İlk başta iktisadi enstrümanlara bağlı yaratılan parasal genişleme varken, sonrasında merkez bankalarının oluşturduğu karşılıksız paralar bizi bu noktaya getirdi. Fiyat anlayışı günümüzde ortadan kalktı. Çalışmak, emek, iş bilmek, uzmanlık anlamını yitirirken, piyasalardaki anlık değişimler insanoğlunu esir aldı.
Bazı toplumlar bu çılgınlık sürecini daha makul şekilde yönetebilirken, bazıları tarihlerinde görmedikleri bir fakirleşmeyi yaşamaktadır.
Hatırlarsanız, üç yıl önce Haziran 2019’da “Ya hiperenflasyon, ya deflasyon” başlıklı yazımızla içinde bulunduğumuz durumu irdelemiştik. Önümüzdeki hafta bu yazımızı yeniden baskıya vermeyi hedefliyoruz. Bugüne geldiğimizde küresel boyutta stag-flasyon korkusunun gündeme geldiğini görüyoruz.
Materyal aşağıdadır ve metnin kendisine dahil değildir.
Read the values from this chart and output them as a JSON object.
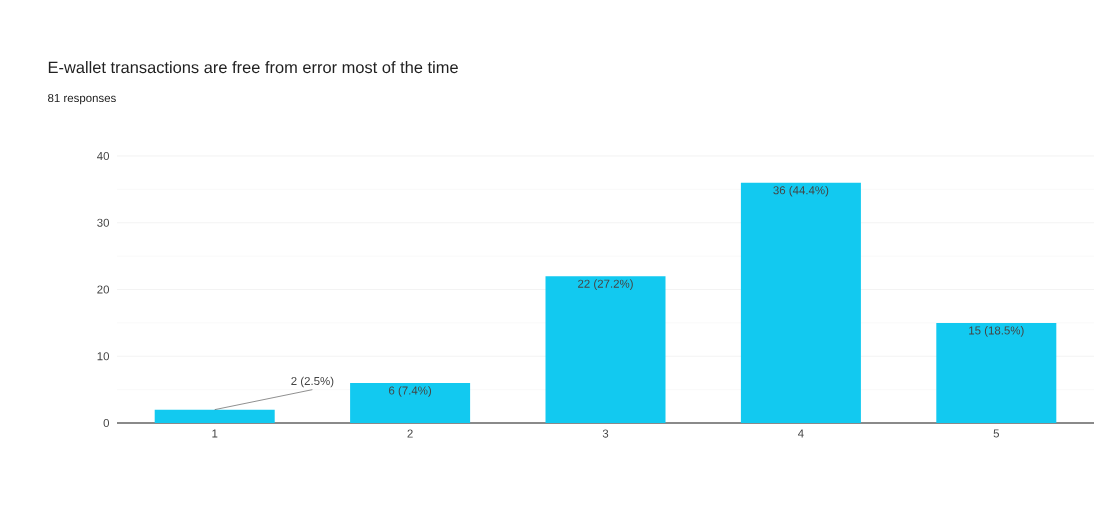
{
  "chart_data": {
    "type": "bar",
    "title": "E-wallet transactions are free from error most of the time",
    "subtitle": "81 responses",
    "categories": [
      "1",
      "2",
      "3",
      "4",
      "5"
    ],
    "values": [
      2,
      6,
      22,
      36,
      15
    ],
    "value_labels": [
      "2 (2.5%)",
      "6 (7.4%)",
      "22 (27.2%)",
      "36 (44.4%)",
      "15 (18.5%)"
    ],
    "color": "#12c9f0",
    "ylim": [
      0,
      40
    ],
    "yticks": [
      0,
      10,
      20,
      30,
      40
    ],
    "grid": "y"
  }
}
Tüm bu yaşananlar içinden geçilen dönemin ne kadar dengesiz olduğunun kanıtlarıdır. Şu an için küresel bir enflasyon dalgasından geçildiği, enflasyonun dizginlenmesinden de resesyon riskinden dolayı çekinildiği bilinmektedir.
Bu dengesizliğin bir noktada denge arayışıyla sonlanması ve varlık değerlerinde ve enflasyonda normalleşme yaşanması beklenir. Tabi bu sürecin herkesi mutlu etmesi söz konusu değildir.
Sonuç olarak, bizi üretilen kadar tüketildiği ve değer yaratıldığı bir dönem beklemektedir.
İnsanoğlu bu tecrübesi sonrasında kendine dersler çıkarak ve gelecekte zenginliğin parasal genişlemeden oluşmaması için çok sıkı tedbirler alacaktır.
Bu noktada “disruptive innovation” olarak tanımlanan yeni teknolojileri üreten ülke ve kurumların dünya ekonomisine hakim olacağı bir zaman dilimini yaşamaya başlayacağımızı tahmin ediyoruz.
Parayı basıp, insanına dağıtan bir anlayışın dahi tartışılamadığı bir ortamda bunları kaleme almanın anlamı var mı, bilemiyoruz?